Tun sie das nicht, droht früher oder später eine schrittweise, substanzielle Auflösung der Gastwelt-Strukturen. Das hätte für viele Wirtschaftsbereiche sowie für die Gesellschaft in Deutschland erhebliche negative Folgen:
Leidet die Gastwelt, leiden vor allem die Regionen:
- Bedrohung der Vielfältigkeit der Gastwelt durch Wegfall vieler kleinerer Unternehmen und inhabergeführter Betriebe (Kneipe um die Ecke, Gasthöfe, Clubs)

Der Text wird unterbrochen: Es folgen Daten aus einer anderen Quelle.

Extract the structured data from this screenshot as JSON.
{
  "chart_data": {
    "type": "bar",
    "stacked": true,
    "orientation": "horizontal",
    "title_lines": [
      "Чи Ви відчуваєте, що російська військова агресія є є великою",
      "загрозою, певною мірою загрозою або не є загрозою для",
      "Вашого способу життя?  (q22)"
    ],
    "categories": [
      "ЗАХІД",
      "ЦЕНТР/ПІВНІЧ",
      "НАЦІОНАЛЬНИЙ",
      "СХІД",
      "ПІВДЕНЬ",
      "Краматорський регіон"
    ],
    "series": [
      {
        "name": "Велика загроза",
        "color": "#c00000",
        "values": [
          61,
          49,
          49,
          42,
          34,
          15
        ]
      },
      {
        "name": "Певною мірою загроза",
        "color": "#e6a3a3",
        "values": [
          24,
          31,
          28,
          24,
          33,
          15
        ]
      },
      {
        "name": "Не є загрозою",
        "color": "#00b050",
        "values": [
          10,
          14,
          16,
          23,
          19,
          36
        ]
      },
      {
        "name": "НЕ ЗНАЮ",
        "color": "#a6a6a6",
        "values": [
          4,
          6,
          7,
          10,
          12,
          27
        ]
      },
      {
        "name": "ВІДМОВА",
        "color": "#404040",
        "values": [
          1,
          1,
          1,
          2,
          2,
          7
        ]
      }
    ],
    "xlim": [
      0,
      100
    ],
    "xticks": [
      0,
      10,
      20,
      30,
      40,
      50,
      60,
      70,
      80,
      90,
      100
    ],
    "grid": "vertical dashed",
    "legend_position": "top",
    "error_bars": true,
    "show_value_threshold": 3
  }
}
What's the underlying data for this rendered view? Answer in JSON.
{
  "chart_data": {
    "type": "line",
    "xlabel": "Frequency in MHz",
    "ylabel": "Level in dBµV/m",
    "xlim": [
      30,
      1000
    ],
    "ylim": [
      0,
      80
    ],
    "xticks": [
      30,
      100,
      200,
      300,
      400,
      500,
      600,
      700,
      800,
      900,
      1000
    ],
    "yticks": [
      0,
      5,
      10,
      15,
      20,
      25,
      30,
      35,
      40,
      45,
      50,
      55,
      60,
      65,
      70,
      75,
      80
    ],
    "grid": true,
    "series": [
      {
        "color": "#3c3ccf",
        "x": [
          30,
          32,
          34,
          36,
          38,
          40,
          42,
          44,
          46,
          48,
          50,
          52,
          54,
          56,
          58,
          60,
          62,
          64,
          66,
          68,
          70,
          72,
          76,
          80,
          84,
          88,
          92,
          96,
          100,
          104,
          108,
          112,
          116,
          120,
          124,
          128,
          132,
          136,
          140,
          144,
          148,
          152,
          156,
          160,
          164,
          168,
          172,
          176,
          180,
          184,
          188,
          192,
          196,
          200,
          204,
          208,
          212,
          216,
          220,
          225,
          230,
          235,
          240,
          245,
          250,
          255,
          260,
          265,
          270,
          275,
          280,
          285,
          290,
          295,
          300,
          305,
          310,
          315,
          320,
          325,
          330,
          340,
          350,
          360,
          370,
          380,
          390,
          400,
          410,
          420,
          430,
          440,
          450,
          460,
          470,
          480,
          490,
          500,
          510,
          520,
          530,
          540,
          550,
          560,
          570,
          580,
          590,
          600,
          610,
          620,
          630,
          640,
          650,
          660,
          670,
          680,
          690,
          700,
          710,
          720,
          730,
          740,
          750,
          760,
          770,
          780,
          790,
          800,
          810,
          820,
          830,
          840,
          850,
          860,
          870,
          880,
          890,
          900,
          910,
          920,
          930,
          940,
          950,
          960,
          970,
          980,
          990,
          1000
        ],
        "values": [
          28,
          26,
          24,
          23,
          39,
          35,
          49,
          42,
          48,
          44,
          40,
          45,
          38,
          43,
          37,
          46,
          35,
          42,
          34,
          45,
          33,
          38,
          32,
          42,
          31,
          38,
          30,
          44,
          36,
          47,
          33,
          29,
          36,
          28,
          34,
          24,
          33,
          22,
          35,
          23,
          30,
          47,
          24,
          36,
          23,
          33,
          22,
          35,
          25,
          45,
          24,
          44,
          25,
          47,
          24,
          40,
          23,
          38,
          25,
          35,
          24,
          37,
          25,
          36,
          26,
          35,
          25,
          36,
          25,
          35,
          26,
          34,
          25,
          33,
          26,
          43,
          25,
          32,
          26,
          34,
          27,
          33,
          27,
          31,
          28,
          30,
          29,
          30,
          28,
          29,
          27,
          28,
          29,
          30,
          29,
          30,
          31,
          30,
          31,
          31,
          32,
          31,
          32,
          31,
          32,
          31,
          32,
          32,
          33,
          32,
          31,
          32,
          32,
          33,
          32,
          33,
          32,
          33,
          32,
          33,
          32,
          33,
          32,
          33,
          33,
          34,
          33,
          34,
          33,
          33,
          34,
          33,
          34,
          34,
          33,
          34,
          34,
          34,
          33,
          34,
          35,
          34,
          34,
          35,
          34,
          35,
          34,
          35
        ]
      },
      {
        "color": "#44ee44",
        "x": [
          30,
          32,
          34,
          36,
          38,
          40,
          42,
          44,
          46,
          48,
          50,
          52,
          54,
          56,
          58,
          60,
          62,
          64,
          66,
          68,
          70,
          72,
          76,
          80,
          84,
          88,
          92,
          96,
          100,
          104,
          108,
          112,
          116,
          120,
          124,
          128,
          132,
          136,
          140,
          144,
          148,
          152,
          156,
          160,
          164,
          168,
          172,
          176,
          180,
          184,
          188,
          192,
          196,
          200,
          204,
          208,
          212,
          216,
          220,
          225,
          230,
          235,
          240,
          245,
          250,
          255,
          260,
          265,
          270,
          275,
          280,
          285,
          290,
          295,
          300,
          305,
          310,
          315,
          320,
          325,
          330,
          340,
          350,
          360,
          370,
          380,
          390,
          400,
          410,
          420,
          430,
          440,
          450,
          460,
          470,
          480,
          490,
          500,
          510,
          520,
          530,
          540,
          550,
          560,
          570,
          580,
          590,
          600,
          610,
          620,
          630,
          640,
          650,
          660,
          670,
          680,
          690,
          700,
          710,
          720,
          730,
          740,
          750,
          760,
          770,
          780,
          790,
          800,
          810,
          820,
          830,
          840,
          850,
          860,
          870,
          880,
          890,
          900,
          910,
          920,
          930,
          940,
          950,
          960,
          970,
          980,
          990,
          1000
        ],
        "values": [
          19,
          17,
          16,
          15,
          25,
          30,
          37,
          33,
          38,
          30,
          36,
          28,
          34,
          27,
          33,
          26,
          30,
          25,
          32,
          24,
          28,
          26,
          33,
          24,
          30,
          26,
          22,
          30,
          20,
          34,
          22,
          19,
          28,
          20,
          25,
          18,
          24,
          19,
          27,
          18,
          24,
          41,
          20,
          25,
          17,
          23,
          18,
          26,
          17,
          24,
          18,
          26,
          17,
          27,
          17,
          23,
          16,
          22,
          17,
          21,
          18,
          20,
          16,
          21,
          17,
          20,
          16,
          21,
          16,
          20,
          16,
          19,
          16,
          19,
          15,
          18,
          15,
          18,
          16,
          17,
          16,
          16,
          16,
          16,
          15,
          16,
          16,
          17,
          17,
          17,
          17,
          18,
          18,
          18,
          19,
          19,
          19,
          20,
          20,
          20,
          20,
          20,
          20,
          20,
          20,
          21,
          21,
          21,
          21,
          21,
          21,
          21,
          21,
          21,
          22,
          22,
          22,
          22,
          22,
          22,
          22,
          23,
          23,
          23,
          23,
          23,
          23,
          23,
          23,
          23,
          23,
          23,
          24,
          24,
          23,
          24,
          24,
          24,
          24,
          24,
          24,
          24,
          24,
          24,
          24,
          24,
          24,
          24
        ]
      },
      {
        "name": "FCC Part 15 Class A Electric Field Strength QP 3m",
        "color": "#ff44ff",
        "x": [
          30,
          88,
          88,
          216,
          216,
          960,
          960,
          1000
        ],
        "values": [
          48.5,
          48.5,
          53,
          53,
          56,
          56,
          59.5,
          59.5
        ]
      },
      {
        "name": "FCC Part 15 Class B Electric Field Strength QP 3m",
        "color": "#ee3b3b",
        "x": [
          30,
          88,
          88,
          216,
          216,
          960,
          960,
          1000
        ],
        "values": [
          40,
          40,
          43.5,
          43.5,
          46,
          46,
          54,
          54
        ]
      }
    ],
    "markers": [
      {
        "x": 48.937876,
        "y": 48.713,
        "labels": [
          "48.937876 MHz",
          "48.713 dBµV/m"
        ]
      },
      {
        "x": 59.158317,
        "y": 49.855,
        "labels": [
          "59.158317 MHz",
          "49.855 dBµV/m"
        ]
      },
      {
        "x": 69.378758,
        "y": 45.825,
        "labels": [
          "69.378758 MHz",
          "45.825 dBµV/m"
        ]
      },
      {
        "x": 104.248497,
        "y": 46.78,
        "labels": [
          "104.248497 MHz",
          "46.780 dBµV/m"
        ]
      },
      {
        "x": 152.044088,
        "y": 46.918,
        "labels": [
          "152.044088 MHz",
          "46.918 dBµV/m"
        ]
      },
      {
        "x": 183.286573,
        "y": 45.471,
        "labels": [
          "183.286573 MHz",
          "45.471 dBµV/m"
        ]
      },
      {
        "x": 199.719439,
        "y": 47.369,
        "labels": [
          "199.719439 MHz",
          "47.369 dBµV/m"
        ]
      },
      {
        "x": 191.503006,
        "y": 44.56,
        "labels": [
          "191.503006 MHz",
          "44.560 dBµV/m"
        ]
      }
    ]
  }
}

- Flächendeckender Verlust von Arbeitsplätzen (vor allem in strukturschwachen Regionen) und dadurch Belastung der staatlichen Sozialsysteme
- Verödung ganzer Regionen durch Verlust von wirtschaftlichen Strukturen entlang der touristischen Wertschöpfungskette, Wegfall von sozialen Orten (Gaststätten, Freizeit- und kulturelle Angebote, Volksfeste, Vereinsheime), Wegfall von Mobilitätsinfrastruktur
- geringere Steuereinnahmen
Effektives Krisenmanagement und eine hohe Resilienz sind also wichtiger denn je. Die ökonomische Wettbewerbsfähigkeit der Gastwelt muss sowohl in als auch über Krisenzeiten hinaus gewährleistet sein. Das wollen wir erreichen durch:
- eine Optimierung des staatlichen Krisenmanagements
- eine dauerhafte Stärkung von Wettbewerbsfähigkeit und Geschäftsmodellen
Unsere Top-5-Ideen
- Staatliche Hilfszahlungen digital bündeln und beschleunigen: Wir schlagen die Einrichtung einer bundesweiten, branchenübergreifenden digitalen Plattform zur Abwicklung von Unterstützungszahlungen im Krisenfall vor. Diese Plattform sollte mit den entsprechenden Länderplattformen gekoppelt werden, um ein One-Stop-Shop-Prinzip zu gewährleisten und Skalenvorteile zu schaffen. Vorteil: Unbürokratische, beschleunigte und gerechte Hilfe für alle Betroffenen anhand zuvor politisch festgelegter Kriterien sowie schnelle Bereitstellung von überlebenswichtiger Liquidität.
- KMU-Plus Kategorie einführen: Die EU definiert Unternehmen mit bis zu 249 Mitarbeitenden und einem Umsatz bis zu 50 Millionen Euro pro Jahr als KMUs. Diese Eingrenzung ist insbesondere für den personalintensiven Dienstleistungssektor zu eng gefasst. Wir schlagen vor, zusätzlich eine Kategorie KMU-Plus einzuführen (auf EU-Ebene, aushilfsweise zunächst in Deutschland), alle Kennziffern zu verdoppeln und die Umsatzgrenzen jedes zweite Jahr automatisch an die Inflation anzupassen. Verbundunternehmen mit bis zu 50 Betriebsstätten sollen bei Hilfsmaßnahmen einen Einzelanspruch erhalten, um die Diskriminierung mittelständischer Strukturen zu verhindern.
- Investitionen in Digitalisierung und Nachhaltigkeit durch Förderbank stimulieren: Einrichtung einer bundesweiten „Gastwelt“-Bank nach dem Vorbild der österreichischen Tourismusbank (angedockt an die KfW), um die krisenbedingte Eigenkapitalschwäche abzufangen. Arbeitsschwerpunkt der Einrichtung, in der Finanzexperten mit detailliertem Branchenwissen arbeiten, ist die Bereitstellung von zinsgünstigen Krediten und staatlichen Fördergeldern vor allem für Investitionen in Digitalisierung und Nachhaltigkeit. In der neuen Förderbank werden die Programme aller Bundesministerien gebündelt, zusätzlich können auch die für den Unternehmensstandort zutreffenden Förderprogramme der Bundesländer in Anspruch genommen werden (One-Stop-Shop-Prinzip).
- Höhere Einstiegs-Gehälter durch Mehrwertsteuer-Entfristung: Die Reduzierung des Mehrwertsteuersatzes auf Speisen sollte ab 2024 dauerhaft entfristet werden. Das schafft Planungssicherheit und verhindert weitere Preiserhöhungen zum Jahreswechsel 23/24. Um den gesamtgesellschaftlichen Nutzen dieser Maßnahme zu unterstreichen, verpflichten sich die Gastwelt-Betriebe im Gegenzug mit einem Gentlemen's Agreement, die „zusätzlichen“ Mittel vor allem zur Erhöhung der Einstiegs-Gehälter zu verwenden.
- Digitalisierungs-Turbo einlegen: Gastweltweite Selbstverpflichtung zur deutlichen Steigerung der eigenen Digitalisierungsbemühungen. Ziel ist es, den Digitalisierungsindex bis 2025 auf 110 Punkte und bis 2028 auf 150 zu steigern (aktuell bei 84 Punkten). Die wesentliche Finanzierung der Maßnahmen soll über die neue Förderbank laufen.